Friday, November 30, 2012

Unintended Consequences of Regulator Policy Decisions

Telecom policy makers always face tough choices when designing national communications policies. Because “for every public policy there is a corresponding private interest,” no single set of policies will universally be seen as “fair.” What helps big carriers often hurts smaller carriers. What favors mobile operators can disadvantage fixed network providers.

And, even where rules only affect a single provider, such as LightSquared or Dish Network, the affected providers might not think government rules are especially fair. And there always is a risk of unintended consequences, even when a policy is well intentioned.

Something like that, with price implications for lighter mobile data users, arguably has happened as an unintended result of an apparently unrelated decsion by the Federal Communications Commission regarding Verizon’s purchase of 700-MHz spectrum.

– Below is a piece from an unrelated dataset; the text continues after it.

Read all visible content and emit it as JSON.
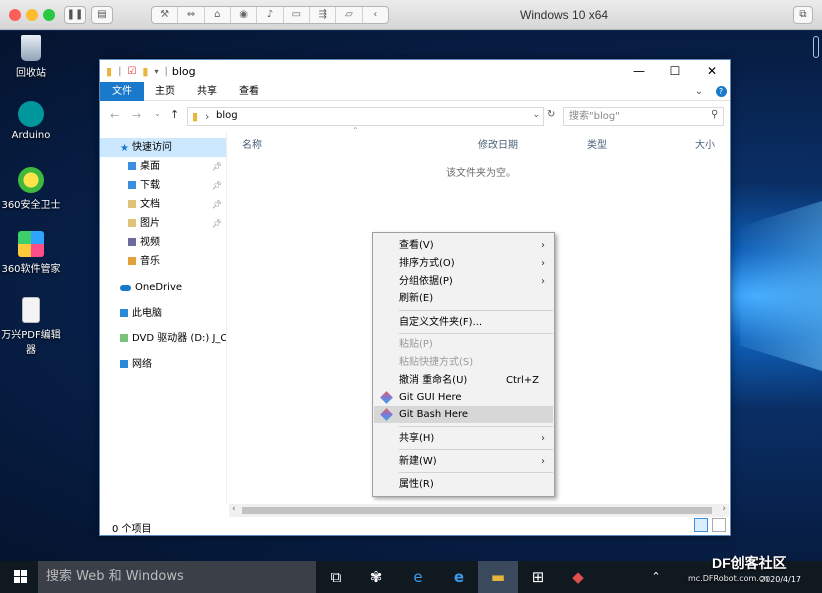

The FCC decided that Verizon was violating the “open access” rules of the 700 MHz spectrum licenses it purchased in 2008 by charging customers an additional $20 per month to tether their smartphones to other devices.

Verizon paid the fine and allowed tethering on all new data plans. Perhaps it is not a major issue, but one result of that ruling is that Verizon Wireless essentially has abandoned the “light user” part of the postpaid mobile broadband market, according to the Technology Policy Institute.

Basically, Verizon and T-Mobile USA offered lighter users the more-expensive data plans, before the decision. Afterwards, Verizon became the highest-priced alternative for light data users.

You might argue that the changes are completely coincidental. You might argue the changes do not reshape the market. 


But it is possible to argue that a decision ostensibly related to “open access” caused the leading mobile service provider to change its retail packaging in ways that made it the sole “high price” provider in the market where it had been within $5 to $10 a month of all the other leading providers. 

That's an unintended consequence, you might argue.